- Directed by Michael Oblowitz
- August 19, 2003
A university professor is the unwitting accomplice in a foiled Chinese cocaine deal so he must escape jail to take his revenge and prove his innocence.
The elements of Out for a Kill sound like they were thought up by a 5th grader after binging so-bad-they-are-good 80s movies. Or just really bad ones. Depends on your tastes. Steven Seagal stars as Prof. Robert Burns, an American professor of Chinese archaeology who before he became a professor of Chinese archaeology was one of the greatest priceless art thieves ever. After spending seven years in jail he created a new identity and now teaches. Smooth transition there.
Steven Seagal engages in his usual slap fighting and even does it at one point while sitting down. At least part of the time in that moment. If he were in better shape then the moment might get to action comedy. But given his heft and later use of body doubles for things like going up steps it just looks lazy here.

What we get in Out for a Kill amounts to a series of random fights. If you use a videogame analogy then Burns must fight one character after another to get to the next piece of the puzzle before the final boss. And that’s pretty much what Steven Seagal does. Burns said in the film he could do the investigation better than the cops. He does no investigation which makes me wonder what the cops would actually do in the mind of Steven Seagal.
It’s Steven Seagal versus the Chinese drug world as they’re trying to merge into one happy family. Why he would get framed for drug smuggling doesn’t make too much sense. And when you find out why it makes even less sense. Apparently back in his criminal days Burns was a real a bad ass. And drug kingpin Wong Dai (Chooi Kheng Beh) maybe found out about it. Wong Dai decides to use Burns to take out the other kingpins. The thing is that worked only if Burns got out of prison and chunky monkey didn’t die of a heart attack or get killed by one of the other kingpins.
In an attempt to make the villain sound deep and intelligent as well as to do the same for Seagal, there’s quotations of Chinese philosophy and apparently the tattoos the assorted henchmen are tidbits of the same. Some kind of massive clue I guess about what’s going on before Mr. Burns meets the final boss like in this videogame puzzle.
Take out the slow motion and this thing easily falls below the 90-minute mark. Slow motion when used appropriately can add impact to a scene. When used excessively it becomes an unintended joke and communicates to the viewer that there isn’t much really to what they’re watching even if it is a shallow action film.

This was made somewhere in Eastern Europe meaning the moments in China are accomplished with a yellowish/burnt orange filter. That was acceptable. What was not acceptable was calling a terra cotta saucer bought at any store an ancient Chinese artifact. They needed to show how bad the villains were but they could have done something better then have them break cheap pottery. And why does so much happen in strip clubs in Steven Seagal movies. The opening scene is in a strip club! Does he think that much intersects with jiggly rooms?
The directing by Michael Oblowitz is competent.

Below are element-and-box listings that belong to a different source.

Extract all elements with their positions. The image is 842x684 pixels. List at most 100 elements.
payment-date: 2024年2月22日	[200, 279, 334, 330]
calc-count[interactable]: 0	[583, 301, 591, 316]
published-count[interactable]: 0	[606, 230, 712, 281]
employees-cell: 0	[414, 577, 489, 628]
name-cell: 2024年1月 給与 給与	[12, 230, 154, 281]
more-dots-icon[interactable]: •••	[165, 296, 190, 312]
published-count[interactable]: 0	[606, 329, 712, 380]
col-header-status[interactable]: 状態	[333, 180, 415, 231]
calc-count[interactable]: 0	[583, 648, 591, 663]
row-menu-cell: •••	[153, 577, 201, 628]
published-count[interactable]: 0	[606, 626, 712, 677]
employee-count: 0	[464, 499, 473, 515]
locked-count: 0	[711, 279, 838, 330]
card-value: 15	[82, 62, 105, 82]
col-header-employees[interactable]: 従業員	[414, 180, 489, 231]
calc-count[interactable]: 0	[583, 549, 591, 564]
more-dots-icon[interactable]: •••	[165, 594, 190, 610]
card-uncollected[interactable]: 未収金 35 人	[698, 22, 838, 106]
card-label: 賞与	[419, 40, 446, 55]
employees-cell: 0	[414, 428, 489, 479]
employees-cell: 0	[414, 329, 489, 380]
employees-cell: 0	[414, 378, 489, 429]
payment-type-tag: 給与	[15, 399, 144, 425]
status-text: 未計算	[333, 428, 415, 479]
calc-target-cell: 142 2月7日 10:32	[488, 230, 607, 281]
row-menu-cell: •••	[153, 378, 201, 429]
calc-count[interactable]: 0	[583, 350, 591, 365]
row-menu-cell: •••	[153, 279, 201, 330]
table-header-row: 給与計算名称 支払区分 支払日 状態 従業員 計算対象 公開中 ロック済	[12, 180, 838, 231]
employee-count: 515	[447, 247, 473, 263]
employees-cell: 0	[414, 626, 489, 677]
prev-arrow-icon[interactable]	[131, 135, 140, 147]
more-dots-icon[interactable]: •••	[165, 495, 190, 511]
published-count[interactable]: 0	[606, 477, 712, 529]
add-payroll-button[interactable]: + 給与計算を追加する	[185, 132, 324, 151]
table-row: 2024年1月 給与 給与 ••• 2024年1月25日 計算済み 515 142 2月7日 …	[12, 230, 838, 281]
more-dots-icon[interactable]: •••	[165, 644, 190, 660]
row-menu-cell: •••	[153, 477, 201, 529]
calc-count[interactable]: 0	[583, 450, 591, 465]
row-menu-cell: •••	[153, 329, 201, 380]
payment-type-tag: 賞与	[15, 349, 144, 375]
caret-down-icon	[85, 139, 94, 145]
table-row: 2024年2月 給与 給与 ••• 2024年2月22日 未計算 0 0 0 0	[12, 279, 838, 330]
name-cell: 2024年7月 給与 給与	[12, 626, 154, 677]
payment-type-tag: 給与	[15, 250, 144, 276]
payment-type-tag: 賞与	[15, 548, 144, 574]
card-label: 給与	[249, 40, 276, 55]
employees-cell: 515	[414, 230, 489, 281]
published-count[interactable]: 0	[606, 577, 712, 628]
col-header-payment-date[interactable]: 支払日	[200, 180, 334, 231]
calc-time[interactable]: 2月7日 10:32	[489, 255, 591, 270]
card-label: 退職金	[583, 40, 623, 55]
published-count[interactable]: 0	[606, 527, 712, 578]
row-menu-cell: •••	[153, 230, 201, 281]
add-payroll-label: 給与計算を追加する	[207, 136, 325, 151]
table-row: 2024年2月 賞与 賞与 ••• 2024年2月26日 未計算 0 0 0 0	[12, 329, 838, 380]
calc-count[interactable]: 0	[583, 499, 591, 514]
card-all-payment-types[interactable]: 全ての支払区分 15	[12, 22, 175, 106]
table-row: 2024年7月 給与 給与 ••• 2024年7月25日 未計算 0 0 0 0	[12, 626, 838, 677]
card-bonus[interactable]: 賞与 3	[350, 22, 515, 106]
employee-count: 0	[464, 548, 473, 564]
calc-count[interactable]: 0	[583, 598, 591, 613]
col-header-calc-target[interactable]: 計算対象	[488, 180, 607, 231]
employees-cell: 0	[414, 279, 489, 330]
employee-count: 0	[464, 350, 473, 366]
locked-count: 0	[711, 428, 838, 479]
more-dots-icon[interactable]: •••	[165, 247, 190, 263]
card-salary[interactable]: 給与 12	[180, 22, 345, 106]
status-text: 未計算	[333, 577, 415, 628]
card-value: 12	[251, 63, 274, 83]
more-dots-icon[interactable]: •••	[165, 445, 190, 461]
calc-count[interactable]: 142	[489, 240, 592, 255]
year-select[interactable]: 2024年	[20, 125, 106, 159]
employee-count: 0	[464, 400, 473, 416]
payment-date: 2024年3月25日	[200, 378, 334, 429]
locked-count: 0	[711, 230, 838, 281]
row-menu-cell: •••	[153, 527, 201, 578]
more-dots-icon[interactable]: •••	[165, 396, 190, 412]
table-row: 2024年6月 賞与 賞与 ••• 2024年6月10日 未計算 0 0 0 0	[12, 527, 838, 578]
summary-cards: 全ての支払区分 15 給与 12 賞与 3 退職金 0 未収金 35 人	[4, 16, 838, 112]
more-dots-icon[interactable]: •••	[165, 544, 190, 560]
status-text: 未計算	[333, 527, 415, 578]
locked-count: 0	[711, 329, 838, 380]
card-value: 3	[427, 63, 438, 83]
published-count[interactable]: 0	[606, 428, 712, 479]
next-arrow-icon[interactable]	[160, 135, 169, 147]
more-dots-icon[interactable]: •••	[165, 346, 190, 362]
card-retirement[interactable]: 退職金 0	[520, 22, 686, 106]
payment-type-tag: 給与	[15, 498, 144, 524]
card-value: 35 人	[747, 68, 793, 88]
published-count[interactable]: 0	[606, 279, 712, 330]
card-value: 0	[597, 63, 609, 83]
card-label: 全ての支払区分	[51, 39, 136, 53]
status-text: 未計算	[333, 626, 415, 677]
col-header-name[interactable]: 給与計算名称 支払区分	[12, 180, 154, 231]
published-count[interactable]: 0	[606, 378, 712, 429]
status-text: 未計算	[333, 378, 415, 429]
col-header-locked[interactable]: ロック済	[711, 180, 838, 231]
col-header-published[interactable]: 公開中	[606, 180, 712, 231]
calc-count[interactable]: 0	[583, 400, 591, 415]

He knew what he was doing and managed to scale up something that did not deserve it and is ultimately trash. Not too good but better-than-it-should-be good. It doesn’t get to guilty pleasure level for an action fan. It doesn’t even drift closer to Seagal’s glory days than it does to the present.
Out for a Kill is an action movie with an out of shape former star thinking he still has it. Find something else.